On Thursday last week, using Google was no different from any other day. You typed in your search term and up came the results.
However, a quick search on the browser would also reveal that many of the company’s staff were not at their desks executing amazing technology tricks, but on a planned walkout protesting over management’s treatment of three executives in relation to sexual misconduct allegations. One of the managers received a $90m exit package.
The news first appeared in the New York Times, but in the age of #MeToo, staff were incensed. It is estimated that around 20,000 Google workers participated in the walkout, around 20% of the company’s total workforce based in 50 cities around the world. Employee activism looked as if it had reached a peak. Or had it?
While the walkout garnered news headlines around the world, and may have given jitters to company bosses globally over the possibility of a growing trend of employee action, Google’s events had a special context.
Indeed, the walkout came as the latest event in which Google employees have protested, not over pay and conditions, but over their company’s values.
Google has this year developed a record of lobbying. In August, chief executive Sundar Pichai was forced to offer reassurances over the possibility of relaunching the search engine in China. A staff petition had circulated Alphabet, Google’s parent company, calling for more transparency over decision-making and greater representation of “rank and file” staff.
Then in early October Google announced it would withdraw from bidding for a defence department contract, following a decision that it would be in breach of company principles. At the beginning of the year staff protested internally over supplying the Pentagon with facial recognition software. In that instance Google decided it would not renew a contract with the military.
It seems Google’s well-paid tech wizards are less interested in higher pay and better working conditions (the company has made great play of being leaders in both) than ensuring the company lives up to its own values.
Silicon Valley disputes
According to Melanie Simms, a professor of work and employment at the University of Glasgow, Google’s labour relations is unrelated to many industrial disputes that have recently made the news, including strikes at Amazon depots across Europe, and those by Uber Eats and Deliveroo workers for better pay and conditions.

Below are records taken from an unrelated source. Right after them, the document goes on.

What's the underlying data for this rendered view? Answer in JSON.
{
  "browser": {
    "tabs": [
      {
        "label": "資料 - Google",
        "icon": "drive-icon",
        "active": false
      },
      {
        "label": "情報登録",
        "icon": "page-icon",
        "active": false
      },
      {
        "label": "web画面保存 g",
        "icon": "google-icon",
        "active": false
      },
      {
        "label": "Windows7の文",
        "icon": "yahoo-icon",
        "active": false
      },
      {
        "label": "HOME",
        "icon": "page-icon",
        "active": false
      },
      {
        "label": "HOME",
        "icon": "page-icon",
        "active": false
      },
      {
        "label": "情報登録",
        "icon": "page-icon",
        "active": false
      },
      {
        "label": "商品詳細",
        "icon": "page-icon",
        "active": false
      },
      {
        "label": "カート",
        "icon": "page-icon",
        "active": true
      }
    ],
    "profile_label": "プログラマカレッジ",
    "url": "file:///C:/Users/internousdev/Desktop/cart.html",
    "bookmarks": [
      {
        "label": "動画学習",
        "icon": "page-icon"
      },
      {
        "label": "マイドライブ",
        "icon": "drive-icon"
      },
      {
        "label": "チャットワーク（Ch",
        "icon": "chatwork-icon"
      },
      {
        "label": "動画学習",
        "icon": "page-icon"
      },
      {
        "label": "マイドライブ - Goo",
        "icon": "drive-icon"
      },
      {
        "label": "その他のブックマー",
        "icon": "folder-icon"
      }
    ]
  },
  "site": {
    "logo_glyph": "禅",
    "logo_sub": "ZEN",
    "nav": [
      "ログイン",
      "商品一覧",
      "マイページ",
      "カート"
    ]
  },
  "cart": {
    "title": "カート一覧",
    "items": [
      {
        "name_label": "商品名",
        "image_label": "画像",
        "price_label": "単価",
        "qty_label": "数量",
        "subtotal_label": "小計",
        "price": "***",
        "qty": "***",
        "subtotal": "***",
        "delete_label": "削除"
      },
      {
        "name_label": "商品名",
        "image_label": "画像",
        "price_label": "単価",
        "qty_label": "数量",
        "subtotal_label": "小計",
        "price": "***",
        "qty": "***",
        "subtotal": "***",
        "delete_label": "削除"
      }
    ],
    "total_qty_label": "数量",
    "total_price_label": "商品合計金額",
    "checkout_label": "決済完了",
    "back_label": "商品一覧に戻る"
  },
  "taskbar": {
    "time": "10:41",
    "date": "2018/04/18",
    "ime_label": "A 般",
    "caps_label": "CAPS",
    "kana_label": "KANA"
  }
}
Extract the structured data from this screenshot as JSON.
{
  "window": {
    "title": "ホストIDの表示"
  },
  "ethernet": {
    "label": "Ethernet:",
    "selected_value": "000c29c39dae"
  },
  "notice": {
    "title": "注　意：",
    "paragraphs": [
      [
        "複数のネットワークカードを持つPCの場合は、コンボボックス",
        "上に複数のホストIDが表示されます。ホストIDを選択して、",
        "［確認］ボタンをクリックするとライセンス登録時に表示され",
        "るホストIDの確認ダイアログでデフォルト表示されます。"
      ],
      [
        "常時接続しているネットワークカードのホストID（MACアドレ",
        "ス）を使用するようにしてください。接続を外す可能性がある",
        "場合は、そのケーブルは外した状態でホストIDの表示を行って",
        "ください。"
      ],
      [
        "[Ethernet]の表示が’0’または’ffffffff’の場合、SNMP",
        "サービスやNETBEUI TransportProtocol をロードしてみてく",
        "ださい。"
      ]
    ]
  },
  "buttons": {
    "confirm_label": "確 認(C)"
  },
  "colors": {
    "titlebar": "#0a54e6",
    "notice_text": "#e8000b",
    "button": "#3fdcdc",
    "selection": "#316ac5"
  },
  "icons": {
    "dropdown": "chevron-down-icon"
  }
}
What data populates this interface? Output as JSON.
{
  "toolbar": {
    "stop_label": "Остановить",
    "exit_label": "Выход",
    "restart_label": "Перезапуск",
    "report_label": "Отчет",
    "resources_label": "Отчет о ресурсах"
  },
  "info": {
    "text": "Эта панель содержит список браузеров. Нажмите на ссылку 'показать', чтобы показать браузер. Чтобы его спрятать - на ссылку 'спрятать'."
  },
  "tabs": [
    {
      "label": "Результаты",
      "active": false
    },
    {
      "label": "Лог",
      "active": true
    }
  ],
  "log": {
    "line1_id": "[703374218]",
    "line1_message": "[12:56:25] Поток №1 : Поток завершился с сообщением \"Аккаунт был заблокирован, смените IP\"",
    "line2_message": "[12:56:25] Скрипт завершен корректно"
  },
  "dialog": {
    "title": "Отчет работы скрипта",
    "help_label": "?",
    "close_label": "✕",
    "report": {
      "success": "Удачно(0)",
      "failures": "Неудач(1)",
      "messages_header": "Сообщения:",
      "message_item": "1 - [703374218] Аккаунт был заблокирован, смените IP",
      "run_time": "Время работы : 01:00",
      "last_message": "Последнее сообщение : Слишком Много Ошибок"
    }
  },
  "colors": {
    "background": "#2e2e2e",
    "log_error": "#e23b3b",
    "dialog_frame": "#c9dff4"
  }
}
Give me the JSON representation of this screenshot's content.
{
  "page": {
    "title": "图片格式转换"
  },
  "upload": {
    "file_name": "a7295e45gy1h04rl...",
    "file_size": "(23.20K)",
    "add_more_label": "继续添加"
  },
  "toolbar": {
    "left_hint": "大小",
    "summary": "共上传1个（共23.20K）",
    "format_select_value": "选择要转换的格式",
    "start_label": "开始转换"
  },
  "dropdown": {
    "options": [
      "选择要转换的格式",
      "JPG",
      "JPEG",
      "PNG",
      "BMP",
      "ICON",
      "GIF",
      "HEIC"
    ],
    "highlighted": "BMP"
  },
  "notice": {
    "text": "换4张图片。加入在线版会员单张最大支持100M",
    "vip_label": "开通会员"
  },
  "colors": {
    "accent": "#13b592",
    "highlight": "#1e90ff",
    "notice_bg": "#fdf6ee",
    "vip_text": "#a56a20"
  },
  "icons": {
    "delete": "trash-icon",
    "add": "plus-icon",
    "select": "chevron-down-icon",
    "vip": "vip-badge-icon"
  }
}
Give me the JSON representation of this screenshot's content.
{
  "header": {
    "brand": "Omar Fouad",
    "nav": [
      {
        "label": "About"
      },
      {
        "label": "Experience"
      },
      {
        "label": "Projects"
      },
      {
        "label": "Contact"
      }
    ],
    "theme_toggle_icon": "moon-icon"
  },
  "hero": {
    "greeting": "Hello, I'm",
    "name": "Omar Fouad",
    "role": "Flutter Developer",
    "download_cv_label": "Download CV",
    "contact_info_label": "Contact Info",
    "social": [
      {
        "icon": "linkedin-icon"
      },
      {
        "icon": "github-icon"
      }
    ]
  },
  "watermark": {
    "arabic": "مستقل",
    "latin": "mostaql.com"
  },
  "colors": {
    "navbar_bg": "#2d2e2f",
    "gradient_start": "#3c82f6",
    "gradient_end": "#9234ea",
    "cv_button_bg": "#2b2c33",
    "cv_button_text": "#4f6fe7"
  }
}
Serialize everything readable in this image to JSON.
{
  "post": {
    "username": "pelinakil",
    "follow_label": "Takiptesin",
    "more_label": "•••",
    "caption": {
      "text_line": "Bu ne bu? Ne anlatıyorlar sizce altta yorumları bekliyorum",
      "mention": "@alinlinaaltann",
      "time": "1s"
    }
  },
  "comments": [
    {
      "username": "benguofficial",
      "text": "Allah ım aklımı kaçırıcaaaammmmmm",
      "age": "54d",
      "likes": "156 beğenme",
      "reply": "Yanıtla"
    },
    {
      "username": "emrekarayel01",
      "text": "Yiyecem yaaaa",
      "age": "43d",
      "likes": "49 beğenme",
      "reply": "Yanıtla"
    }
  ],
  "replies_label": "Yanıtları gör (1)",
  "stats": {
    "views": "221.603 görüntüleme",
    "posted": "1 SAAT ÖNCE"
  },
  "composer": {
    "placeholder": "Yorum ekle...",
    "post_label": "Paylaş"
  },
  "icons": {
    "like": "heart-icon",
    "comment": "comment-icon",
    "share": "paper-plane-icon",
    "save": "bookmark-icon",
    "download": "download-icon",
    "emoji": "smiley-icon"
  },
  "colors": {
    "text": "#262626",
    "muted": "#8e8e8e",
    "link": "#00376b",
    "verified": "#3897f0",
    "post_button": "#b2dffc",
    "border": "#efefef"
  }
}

However, what they do have in common is being part of the wave of Silicon Valley companies going global and attempting to manage labour relations in a way that suits their business models. She says tech companies have, in general, made strenuous efforts to communicate to staff using ways that avoid going through unions.
But as these new models mature, tensions are emerging as staff find that their grievances cannot be answered by the communication modes chosen by managers. “There’s always a point that staff realise they can achieve more collectively than they can as individuals,” says Simms.
Uber and Deliveroo have particular labour relations issues borne out of the self employment models they rely upon for frontline workers, and the problems inherent in these models have been coming home to roost. While some have resulted in courtroom conflicts, others are inevitably turning into strike action. “What I think we can say is that in the experiments with new ways of working, the downsides are increasingly obvious. And one response is to complain collectively,” adds Simms.
This is particularly true at a time of low wage growth, says Simms, which typically produces more complaints from workers.
Of course, workers who are self-employed face obstacles to becoming organised. They tend not to work in a single location which enables communications and allows access for organisers. New unions are springing up, however, to serve their needs, such as the Independent Workers of Great Britain.
Gig economy
Elsewhere, the government has attempted to get a grip on regulating the so-called gig economy. A report out in July made a series of recommendations to the government in an attempt to close down the legal “no man’s land” in which such workers are employed. One step was to create a new legal status: “dependent contractor”, which would allow gig economy workers to access holiday and sick pay, as well as other benefits.
But this a far cry from the issues at Google, which revolve much more around the kind of company its employees thought they were working in.
Michael Etter, a lecturer at King’s College London, notes that events at Google are unusual and observes that this may be one of the first examples of “highly paid” employees taking action against an employer over a point of principle.
In an article for The Conversation, he even argues that the walkout may actually do Google some good because it suggests its employees stand up for doing the right thing, while for consumers it demonstrates that a tech-driven organisation that occasionally encounters controversy over its services has a human face. This would help set the company “apart from Silicon Valley’s reputation for sexual abuse and gender discrimination,” he says.
However, this may depend on how management responds to employee demands. When they protested, organisers asked Google’s leaders for improved transparency in the reporting and handling of sexual misconduct cases; an “end to pay and opportunity inequality”; and for an elevation in the status of the company’s chief diversity officer.
In response, Pichai signalled he was listening. In an interview with The New York Times he conceded the company had not lived up to “our expectations”. He offered support to the workers on the walkout and made plain he acknowledged their complaint.
However, Alphabet’s board, chaired by John L. Hennessy, might do well to pay careful attention. As Michael Etter says, the worker demands have “a lot to do with corporate governance.”